Confessions of a Christmas Enthusiast
By Mike Mennard
(December 7, 2001)

I’m the world’s most avid fan of Christmas. Don’t believe me? Allow me to present the evidence.

I insist that we watch It’s a Wonderful Life at least twice before Christmas day, and at least once on Christmas Day. And it’s not really Christmas until I’ve seen Alistair Sim as Ebenezer Scrooge.

I believe that if every room in the house—including the bathroom and the laundry room—doesn’t have at least a tiny, plastic Christmas tree or a small snow globe, we haven’t really tried.

I love Christmas pageants with adorable kids who forget their lines, kids who remember their lines, and kids who forget their lines and make up their own lines.

I love the sentimental TV Christmas specials, featuring the latest pop sensation (to be forgotten by next Christmas), Dick Clark’s remarkable face lift, and Charlie Brown’s pathetic Christmas tree.

I love the televised parades with insufferable commentary from morning news anchors who demonstrate why morning news anchors should not veer from their focus-group tested, teleprompted scripts.

I love the Christmas lights that might sap Saddam—bought fossil fuels and ignite statewide brown outs, but make the drive along Highway 29 in California’s Napa Valley a treat at night.

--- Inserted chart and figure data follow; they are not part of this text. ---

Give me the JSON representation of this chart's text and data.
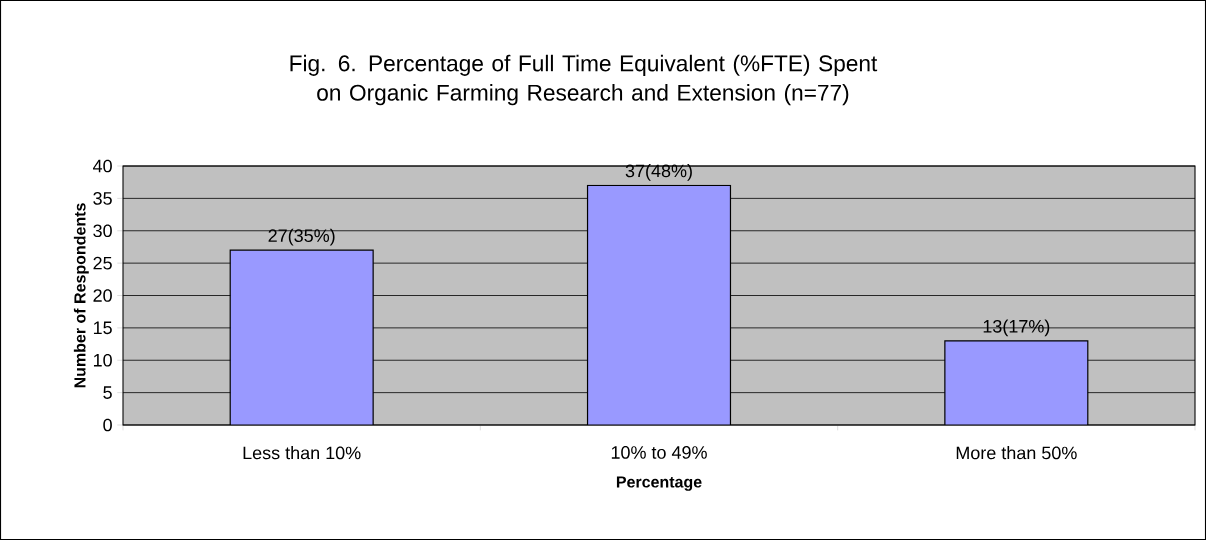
{
  "chart_data": {
    "type": "bar",
    "title": "Fig. 6. Percentage of Full Time Equivalent (%FTE) Spent on Organic Farming Research and Extension (n=77)",
    "xlabel": "Percentage",
    "ylabel": "Number of Respondents",
    "categories": [
      "Less than 10%",
      "10% to 49%",
      "More than 50%"
    ],
    "values": [
      27,
      37,
      13
    ],
    "value_labels": [
      "27(35%)",
      "37(48%)",
      "13(17%)"
    ],
    "color": "#9999ff",
    "ylim": [
      0,
      40
    ],
    "yticks": [
      0,
      5,
      10,
      15,
      20,
      25,
      30,
      35,
      40
    ],
    "grid": "y"
  }
}
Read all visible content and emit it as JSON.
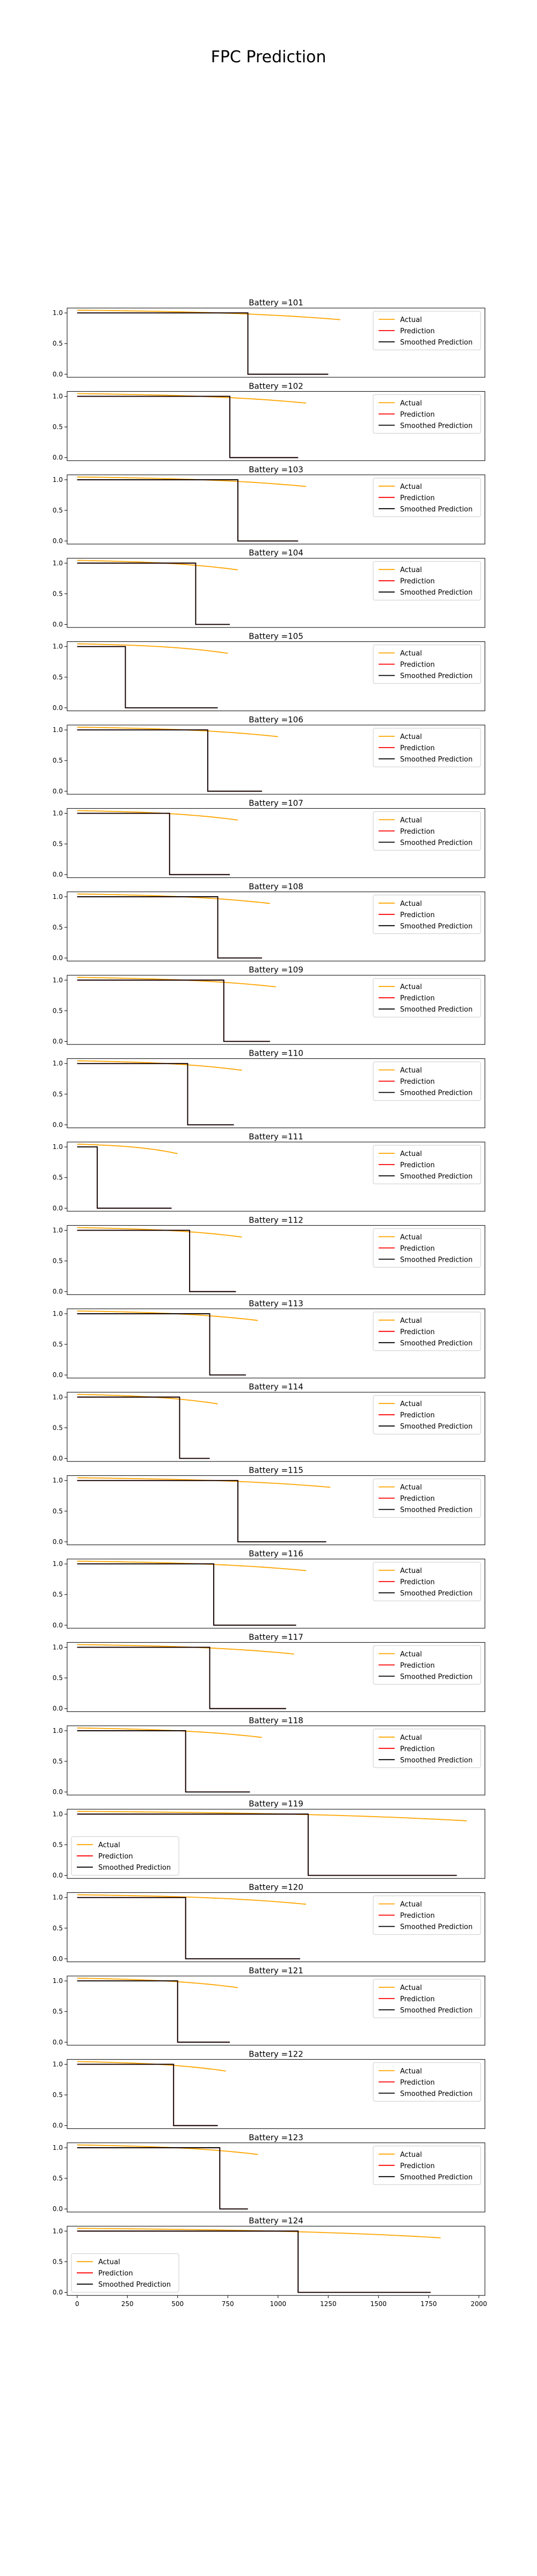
{
  "title": "FPC Prediction",
  "colors": {
    "actual": "#FFA500",
    "prediction": "#FF0000",
    "smoothed": "#000000"
  },
  "chart_data": {
    "type": "line",
    "xlim": [
      -50,
      2030
    ],
    "ylim": [
      -0.05,
      1.08
    ],
    "x_ticks": [
      0,
      250,
      500,
      750,
      1000,
      1250,
      1500,
      1750,
      2000
    ],
    "x_tick_labels": [
      "0",
      "250",
      "500",
      "750",
      "1000",
      "1250",
      "1500",
      "1750",
      "2000"
    ],
    "y_ticks": [
      0.0,
      0.5,
      1.0
    ],
    "y_tick_labels": [
      "0.0",
      "0.5",
      "1.0"
    ],
    "grid": false,
    "series_names": [
      "Actual",
      "Prediction",
      "Smoothed Prediction"
    ],
    "panels": [
      {
        "title": "Battery =101",
        "legend": "top-right",
        "cycles": 1310,
        "actual_end": 0.89,
        "knee": 850,
        "pred_end": 1250
      },
      {
        "title": "Battery =102",
        "legend": "top-right",
        "cycles": 1140,
        "actual_end": 0.89,
        "knee": 760,
        "pred_end": 1100
      },
      {
        "title": "Battery =103",
        "legend": "top-right",
        "cycles": 1140,
        "actual_end": 0.89,
        "knee": 800,
        "pred_end": 1100
      },
      {
        "title": "Battery =104",
        "legend": "top-right",
        "cycles": 800,
        "actual_end": 0.89,
        "knee": 590,
        "pred_end": 760
      },
      {
        "title": "Battery =105",
        "legend": "top-right",
        "cycles": 750,
        "actual_end": 0.89,
        "knee": 240,
        "pred_end": 700
      },
      {
        "title": "Battery =106",
        "legend": "top-right",
        "cycles": 1000,
        "actual_end": 0.89,
        "knee": 650,
        "pred_end": 920
      },
      {
        "title": "Battery =107",
        "legend": "top-right",
        "cycles": 800,
        "actual_end": 0.89,
        "knee": 460,
        "pred_end": 760
      },
      {
        "title": "Battery =108",
        "legend": "top-right",
        "cycles": 960,
        "actual_end": 0.89,
        "knee": 700,
        "pred_end": 920
      },
      {
        "title": "Battery =109",
        "legend": "top-right",
        "cycles": 990,
        "actual_end": 0.89,
        "knee": 730,
        "pred_end": 960
      },
      {
        "title": "Battery =110",
        "legend": "top-right",
        "cycles": 820,
        "actual_end": 0.89,
        "knee": 550,
        "pred_end": 780
      },
      {
        "title": "Battery =111",
        "legend": "top-right",
        "cycles": 500,
        "actual_end": 0.89,
        "knee": 100,
        "pred_end": 470
      },
      {
        "title": "Battery =112",
        "legend": "top-right",
        "cycles": 820,
        "actual_end": 0.89,
        "knee": 560,
        "pred_end": 790
      },
      {
        "title": "Battery =113",
        "legend": "top-right",
        "cycles": 900,
        "actual_end": 0.89,
        "knee": 660,
        "pred_end": 840
      },
      {
        "title": "Battery =114",
        "legend": "top-right",
        "cycles": 700,
        "actual_end": 0.89,
        "knee": 510,
        "pred_end": 660
      },
      {
        "title": "Battery =115",
        "legend": "top-right",
        "cycles": 1260,
        "actual_end": 0.89,
        "knee": 800,
        "pred_end": 1240
      },
      {
        "title": "Battery =116",
        "legend": "top-right",
        "cycles": 1140,
        "actual_end": 0.89,
        "knee": 680,
        "pred_end": 1090
      },
      {
        "title": "Battery =117",
        "legend": "top-right",
        "cycles": 1080,
        "actual_end": 0.89,
        "knee": 660,
        "pred_end": 1040
      },
      {
        "title": "Battery =118",
        "legend": "top-right",
        "cycles": 920,
        "actual_end": 0.89,
        "knee": 540,
        "pred_end": 860
      },
      {
        "title": "Battery =119",
        "legend": "bottom-left",
        "cycles": 1940,
        "actual_end": 0.89,
        "knee": 1150,
        "pred_end": 1890
      },
      {
        "title": "Battery =120",
        "legend": "top-right",
        "cycles": 1140,
        "actual_end": 0.89,
        "knee": 540,
        "pred_end": 1110
      },
      {
        "title": "Battery =121",
        "legend": "top-right",
        "cycles": 800,
        "actual_end": 0.89,
        "knee": 500,
        "pred_end": 760
      },
      {
        "title": "Battery =122",
        "legend": "top-right",
        "cycles": 740,
        "actual_end": 0.89,
        "knee": 480,
        "pred_end": 700
      },
      {
        "title": "Battery =123",
        "legend": "top-right",
        "cycles": 900,
        "actual_end": 0.89,
        "knee": 710,
        "pred_end": 850
      },
      {
        "title": "Battery =124",
        "legend": "bottom-left",
        "cycles": 1810,
        "actual_end": 0.89,
        "knee": 1100,
        "pred_end": 1760
      }
    ]
  }
}
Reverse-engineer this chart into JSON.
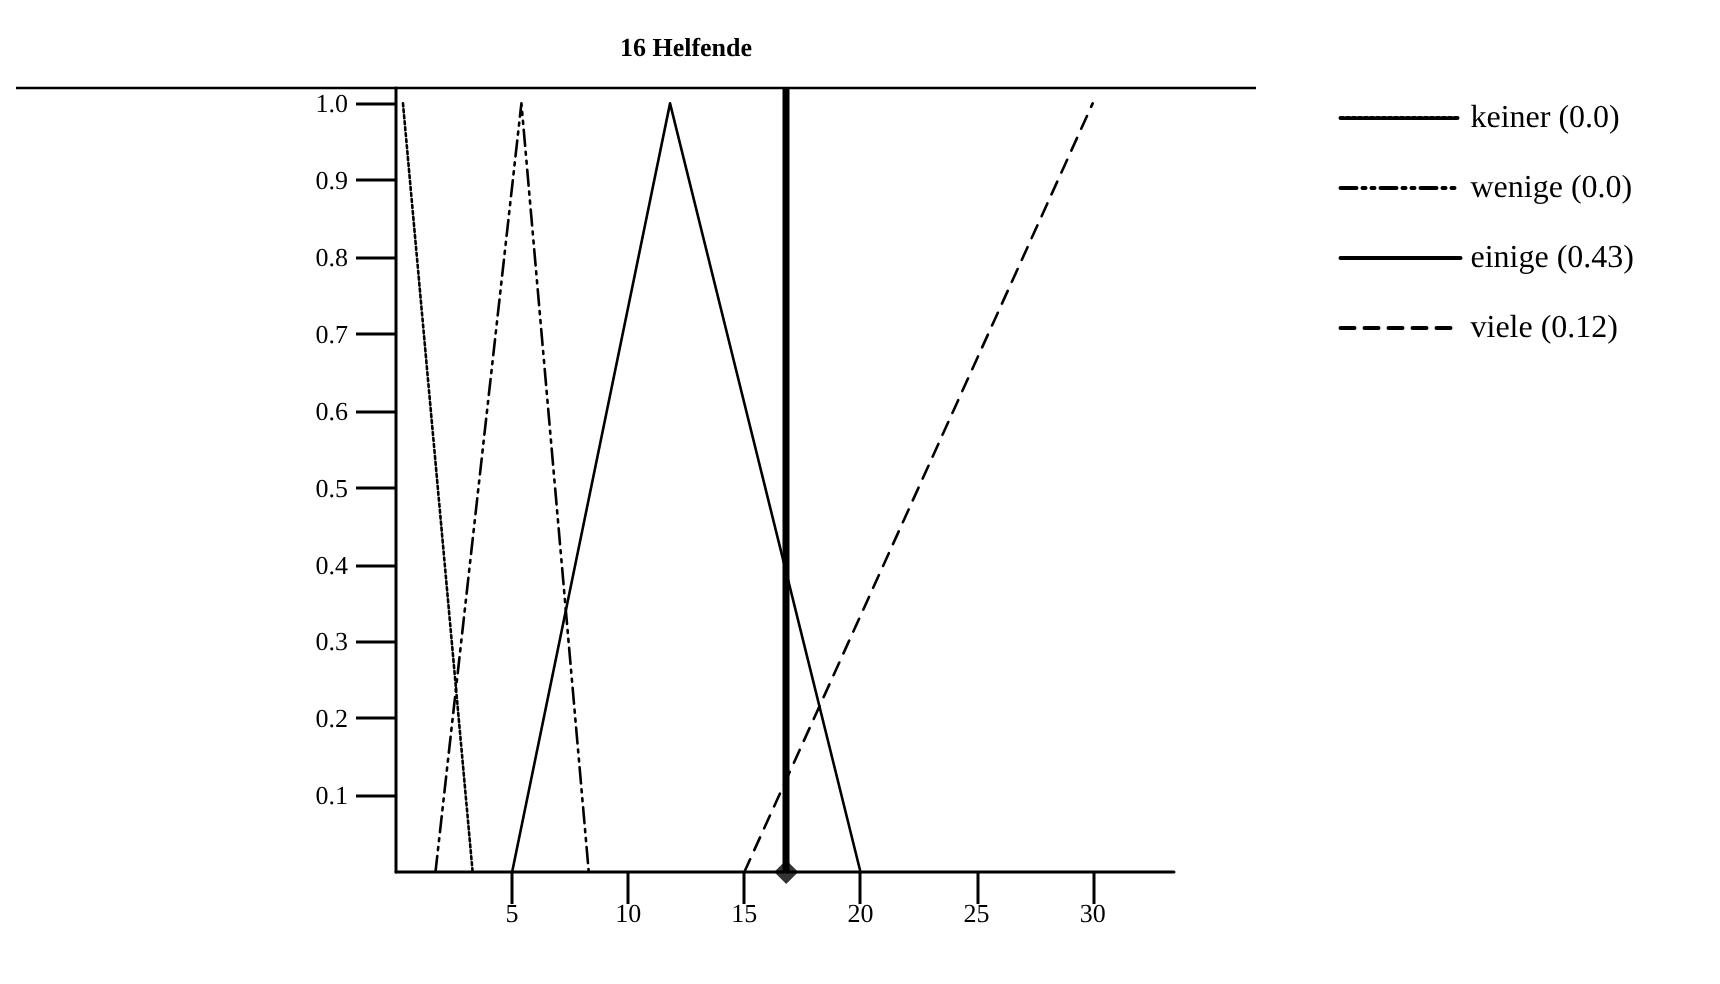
{
  "chart_data": {
    "type": "line",
    "title": "16 Helfende",
    "series": [
      {
        "name": "keiner (0.0)",
        "color": "#000000",
        "line_style": "dotted",
        "x": [
          0.3,
          3.3
        ],
        "values": [
          1,
          0
        ]
      },
      {
        "name": "wenige (0.0)",
        "color": "#000000",
        "line_style": "dashdot",
        "x": [
          1.7,
          5.4,
          8.3
        ],
        "values": [
          0,
          1,
          0
        ]
      },
      {
        "name": "einige (0.43)",
        "color": "#000000",
        "line_style": "solid",
        "x": [
          5,
          11.8,
          20
        ],
        "values": [
          0,
          1,
          0
        ]
      },
      {
        "name": "viele (0.12)",
        "color": "#000000",
        "line_style": "dashed",
        "x": [
          15,
          30
        ],
        "values": [
          0,
          1
        ]
      },
      {
        "type": "scatter",
        "color": "#000000",
        "marker": "diamond",
        "x": [
          16.8
        ],
        "values": [
          0
        ]
      }
    ],
    "ref_lines": [
      {
        "axis": "x",
        "value": 16.8,
        "color": "#000000"
      }
    ],
    "xlim": [
      0,
      33.5
    ],
    "xticks": [
      5,
      10,
      15,
      20,
      25,
      30
    ],
    "ylim": [
      0,
      1.02
    ],
    "yticks": [
      0.1,
      0.2,
      0.3,
      0.4,
      0.5,
      0.6,
      0.7,
      0.8,
      0.9,
      {
        "value": 1.0,
        "label": "1.0"
      }
    ],
    "grid": false,
    "legend": "top right",
    "marker": "none"
  }
}
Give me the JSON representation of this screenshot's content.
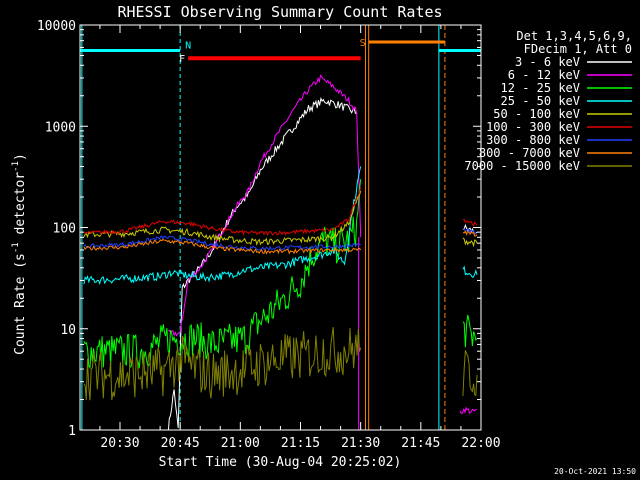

I love the music, even the bad remakes of "White Christmas" sung by has-been Grand-Ole-Opry singers, boy bands, or even Carol Channing. Hey, I even pull out our Christmas records before Macy’s and Sears department stores pull out their fake garlands and syrofoam snowmen. (Now that’s early!)

I love fruitcake, and like all good Adventists, I’m partial to Texas Manor. (Do they still make it?)

I love the weather, even though Michelle (my wife, who grew up in Virginia and Colorado) reminds me that California experiences only two seasons—dry and damp.

I love cranberry sauce from a can, stuffing from a box, and pumpkin piefrom—well, I insist that my pumpkin pie be homemade. (I do have standards!)

Although I recognize that it is better to give than to receive, I must confess that I love to receive.

I even love the commercialism. I love the packed department stores and the long lines of cheerful people clinging to cheap merchandise (although I often wonder whether some of it was assembled by a six-year-old girl working eighteen-hour shifts in Bangladesh).

Convinced that I’m the world’s most avid Christmas fan? The only one who might challenge my is my mom. She would likely agree with all of the above claims, but she also has five nativity scenes in her living room alone!

I know, I know—the true meaning of Christmas is often as difficult to find as a Sony Playstation II on December 24. Having stood in line at Toys R Us, shopping for the my own little boy for the first time, I can attest that the shopping-cart-pushing masses were not singing "Peace on Earth, Goodwill to Men." Yet, even in Toys R Us, I heard a new, soulful rendition of "O Holy Night" seeping from the ceiling speakers.

When Jesus came to earth some two millennia ago, everyone was busy and almost no one was paying attention. Still, word leaked out—"For unto you is born this day a Savior.…" And I’m continually amazed that in the midst of the season’s most secular hubbub, the word is leaking out.

So I say, go ahead. Enjoy Christmas in all its gaudy glory. But please, listen—the word is getting out.